Released: 2013, Santo Grial (Holy Grail)
Reviewer: Metal-Rules.com UK Team
Fans of old school thrash - y'know, the double-denim-and-patches kinda stuff - should point their eyes in this direction for a bit, because the subject of today's review is Spanish thrash metallers Ethos (Spanish thrash: Spash? Sprash? Ahem. Anyway...)
The band formed way back in 1995 in Logrono, Spain. Vocalist Rodrigo Sevillano, driven by his love of W.A.S.P, Metallica and other Eighties thrashers, pieced together a group of fellow enthusiasts. A demo was released in 2000 ('Tiempos Difficiles', translation 'Hard Times'), followed by a self-titled album in 2004. After a rather long gap, the band finally released their follow-up album 'Desnudando la Realidad' ('Stripping Reality') in 2013.
Opening track 'Mas Alla de la Razon' ('Beyond All Reason') kicks off proceedings in a suitably thrashy fashion. With shades of old school Metallica, it's a surprisingly heavy number with some impressive Eighties style riffs. Frontman Sevillano also has a rather impressive voice, very much in the style of his hero Blackie Lawless (although admittedly minus Lawless' rather bonkers badassness). As befits the thrash genre, the song is quite long (almost all of the album's tracks are around five or six minutes in length), with protracted instrumental breaks and a rather earnest vocal style.
The band's clear influences read like a roll call of Eighties metal.
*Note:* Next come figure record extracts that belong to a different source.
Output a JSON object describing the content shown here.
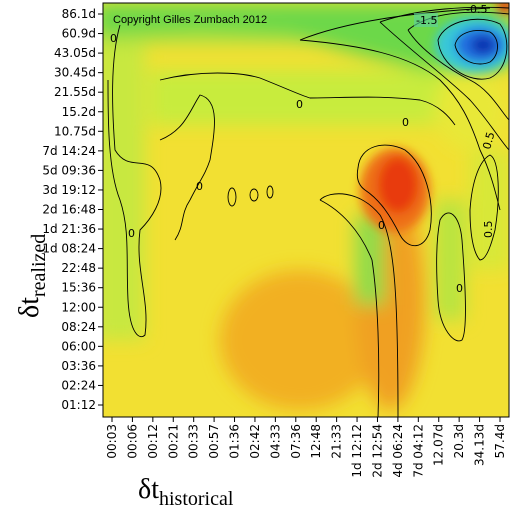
{
  "chart_data": {
    "type": "heatmap",
    "title": "",
    "copyright": "Copyright Gilles Zumbach 2012",
    "xlabel": {
      "symbol": "δt",
      "subscript": "historical"
    },
    "ylabel": {
      "symbol": "δt",
      "subscript": "realized"
    },
    "x_ticks": [
      "00:03",
      "00:06",
      "00:12",
      "00:21",
      "00:33",
      "00:57",
      "01:36",
      "02:42",
      "04:33",
      "07:36",
      "12:48",
      "21:33",
      "1d 12:12",
      "2d 12:54",
      "4d 06:24",
      "7d 04:12",
      "12.07d",
      "20.3d",
      "34.13d",
      "57.4d"
    ],
    "y_ticks": [
      "86.1d",
      "60.9d",
      "43.05d",
      "30.45d",
      "21.55d",
      "15.2d",
      "10.75d",
      "7d 14:24",
      "5d 09:36",
      "3d 19:12",
      "2d 16:48",
      "1d 21:36",
      "1d 08:24",
      "22:48",
      "15:36",
      "12:00",
      "08:24",
      "06:00",
      "03:36",
      "02:24",
      "01:12"
    ],
    "contour_labels": [
      "-1.5",
      "-0.5",
      "0",
      "0",
      "0",
      "0",
      "0",
      "0",
      "0",
      "0.5",
      "0.5"
    ],
    "color_scale": {
      "low": "#1030d0",
      "mid_low": "#40d0a0",
      "mid": "#d8f040",
      "mid_high": "#f0d020",
      "high": "#f03010"
    },
    "value_range": [
      -2,
      1
    ],
    "grid": false,
    "legend": "none"
  }
}
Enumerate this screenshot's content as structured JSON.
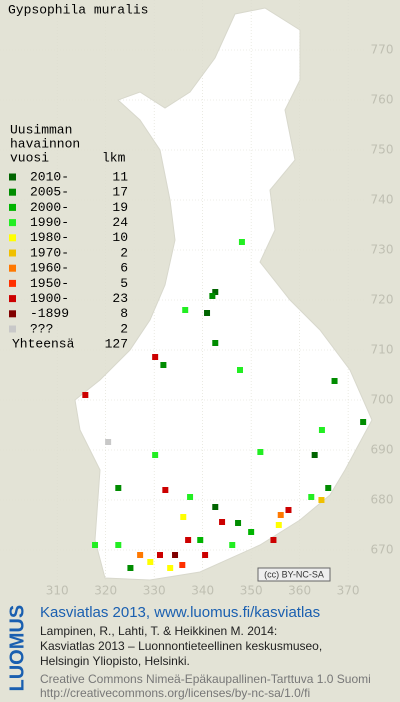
{
  "map": {
    "title": "Gypsophila muralis",
    "xlim": [
      298.2,
      380.7
    ],
    "ylim": [
      660,
      780
    ],
    "xticks": [
      310,
      320,
      330,
      340,
      350,
      360,
      370
    ],
    "yticks": [
      670,
      680,
      690,
      700,
      710,
      720,
      730,
      740,
      750,
      760,
      770
    ],
    "license_badge": "(cc) BY-NC-SA"
  },
  "legend": {
    "heading": [
      "Uusimman",
      "havainnon",
      "vuosi"
    ],
    "count_heading": "lkm",
    "rows": [
      {
        "label": "2010-",
        "count": 11,
        "color": "#006400",
        "points": [
          [
            342.6,
            721.6
          ],
          [
            340.9,
            717.4
          ],
          [
            363.1,
            689.0
          ],
          [
            342.6,
            678.6
          ]
        ]
      },
      {
        "label": "2005-",
        "count": 17,
        "color": "#008c00",
        "points": [
          [
            342.0,
            720.8
          ],
          [
            342.6,
            711.4
          ],
          [
            331.9,
            707.0
          ],
          [
            367.2,
            703.8
          ],
          [
            373.1,
            695.6
          ],
          [
            322.6,
            682.4
          ],
          [
            365.9,
            682.4
          ],
          [
            347.3,
            675.4
          ],
          [
            325.1,
            666.4
          ]
        ]
      },
      {
        "label": "2000-",
        "count": 19,
        "color": "#00b400",
        "points": [
          [
            339.5,
            672.0
          ],
          [
            350.0,
            673.6
          ]
        ]
      },
      {
        "label": "1990-",
        "count": 24,
        "color": "#22ee22",
        "points": [
          [
            348.1,
            731.6
          ],
          [
            336.4,
            718.0
          ],
          [
            347.7,
            706.0
          ],
          [
            364.6,
            694.0
          ],
          [
            330.2,
            689.0
          ],
          [
            351.9,
            689.6
          ],
          [
            337.4,
            680.6
          ],
          [
            362.4,
            680.6
          ],
          [
            346.1,
            671.0
          ],
          [
            322.6,
            671.0
          ],
          [
            317.8,
            671.0
          ]
        ]
      },
      {
        "label": "1980-",
        "count": 10,
        "color": "#ffff00",
        "points": [
          [
            336.0,
            676.6
          ],
          [
            355.7,
            675.0
          ],
          [
            329.2,
            667.6
          ],
          [
            333.3,
            666.4
          ]
        ]
      },
      {
        "label": "1970-",
        "count": 2,
        "color": "#f0c000",
        "points": [
          [
            364.5,
            680.0
          ]
        ]
      },
      {
        "label": "1960-",
        "count": 6,
        "color": "#ff7800",
        "points": [
          [
            327.1,
            669.0
          ],
          [
            356.1,
            677.0
          ]
        ]
      },
      {
        "label": "1950-",
        "count": 5,
        "color": "#ff3000",
        "points": [
          [
            335.8,
            667.0
          ]
        ]
      },
      {
        "label": "1900-",
        "count": 23,
        "color": "#cc0000",
        "points": [
          [
            330.2,
            708.6
          ],
          [
            315.8,
            701.0
          ],
          [
            332.3,
            682.0
          ],
          [
            357.7,
            678.0
          ],
          [
            354.6,
            672.0
          ],
          [
            337.0,
            672.0
          ],
          [
            331.2,
            669.0
          ],
          [
            340.5,
            669.0
          ],
          [
            344.0,
            675.6
          ]
        ]
      },
      {
        "label": "-1899",
        "count": 8,
        "color": "#800000",
        "points": [
          [
            334.3,
            669.0
          ]
        ]
      },
      {
        "label": "???",
        "count": 2,
        "color": "#c8c8c8",
        "points": [
          [
            320.5,
            691.6
          ]
        ]
      }
    ],
    "total_label": "Yhteensä",
    "total": 127
  },
  "footer": {
    "brand": "LUOMUS",
    "headline": "Kasviatlas 2013, www.luomus.fi/kasviatlas",
    "citation": [
      "Lampinen, R., Lahti, T. & Heikkinen M. 2014:",
      "Kasviatlas 2013 – Luonnontieteellinen keskusmuseo,",
      "Helsingin Yliopisto, Helsinki."
    ],
    "license": [
      "Creative Commons Nimeä-Epäkaupallinen-Tarttuva 1.0 Suomi",
      "http://creativecommons.org/licenses/by-nc-sa/1.0/fi"
    ]
  }
}
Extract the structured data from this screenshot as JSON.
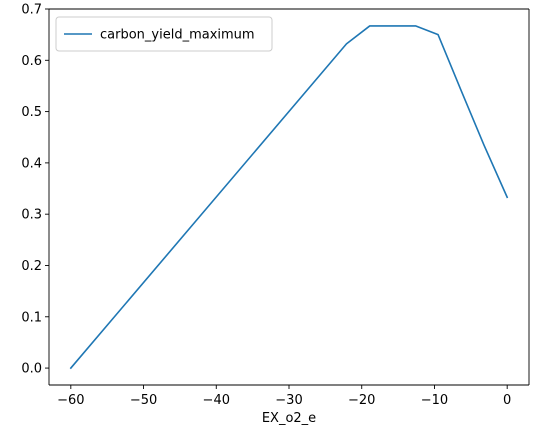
{
  "chart_data": {
    "type": "line",
    "title": "",
    "xlabel": "EX_o2_e",
    "ylabel": "",
    "xlim": [
      -63,
      3
    ],
    "ylim": [
      -0.033,
      0.7
    ],
    "xticks": [
      -60,
      -50,
      -40,
      -30,
      -20,
      -10,
      0
    ],
    "xtick_labels": [
      "−60",
      "−50",
      "−40",
      "−30",
      "−20",
      "−10",
      "0"
    ],
    "yticks": [
      0.0,
      0.1,
      0.2,
      0.3,
      0.4,
      0.5,
      0.6,
      0.7
    ],
    "ytick_labels": [
      "0.0",
      "0.1",
      "0.2",
      "0.3",
      "0.4",
      "0.5",
      "0.6",
      "0.7"
    ],
    "grid": false,
    "legend_position": "top-left",
    "series": [
      {
        "name": "carbon_yield_maximum",
        "color": "#1f77b4",
        "x": [
          -60,
          -22.1,
          -18.9,
          -15.8,
          -12.6,
          -9.5,
          -6.3,
          -3.2,
          0
        ],
        "y": [
          0.0,
          0.632,
          0.667,
          0.667,
          0.667,
          0.65,
          0.54,
          0.435,
          0.333
        ]
      }
    ]
  }
}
Thus there are shades of Megadeth on 'Victima Social' ('Social Victim'), W.A.S.P on 'Las Dos Caras de la Necedad' ('The Two Faces of Folly'), and Judas Priest on album closer 'Renacer' ('Reborn'). There's also a hint of Maiden ('El Nombre Del Poder' - 'In the Name of Power'), Whitesnake ('Fiel Hasta Del Muerte' - 'Faithful Unto Death') and even Eighties pop rock a la Pat Benetar in 'Sombra Del Ayer' ('Shadow of Yesterday'). Thrash remains the overriding sound, but with traces of power and speed metal which prevents the album from becoming too generic and 'copycat'.
There are a few niggles: Sevillano's vocals are definitely weaker at the lower end of his range; the piano-led intro 'Se Acabo' ('It's Over') is a touch maudlin, and again the vocals don't suit the music. Some of the instrumental breaks, whilst musically excellent, are a bit too 'kitchen sink' and self indulgent, which runs the risk of boring the listener. This is most noticeable with the inclusion of a longer version of first single 'Cuestion de Fe' ('Question of Faith'): two extra minutes of instrumental is at best unnecessary. The other issue is the all-Spanish lyrics: it would be interesting to know what the man is singing about! Having said that, not only is it fairly obvious from the rather negative and cynical song titles that this is no 'hearts and flowers' album (ha!), but who are we as English speakers to tell people to sing only in English? (Thus ends the anti-colonialism lecture for the day...)
Having said all of that, this is a fantastic album if you love old shcool thrash. It is packed full of racing, thunderous riffs aplenty, catchy choruses, some truly epic, soaring guitar solos and instrumental breaks, and an all-pervading sense of honouring the thrash metal greats. Special mention must go to 'Sombra del Ayer', which is a blasting beast of a song, and album closer 'Renacer', the most modern-sounding song on the album but still drenched in a glorious Priest-esque flavour throughout. It's a wonderful way to wrap up the album.
It may have been a long time coming, but 'Spashers' (sorry) Ethos have released a great album for fans of thrash metal. They certainly tick all of the genre's boxes, and this album will undoubtedly delight their old fans and garner them new ones. Viva la thrash musica!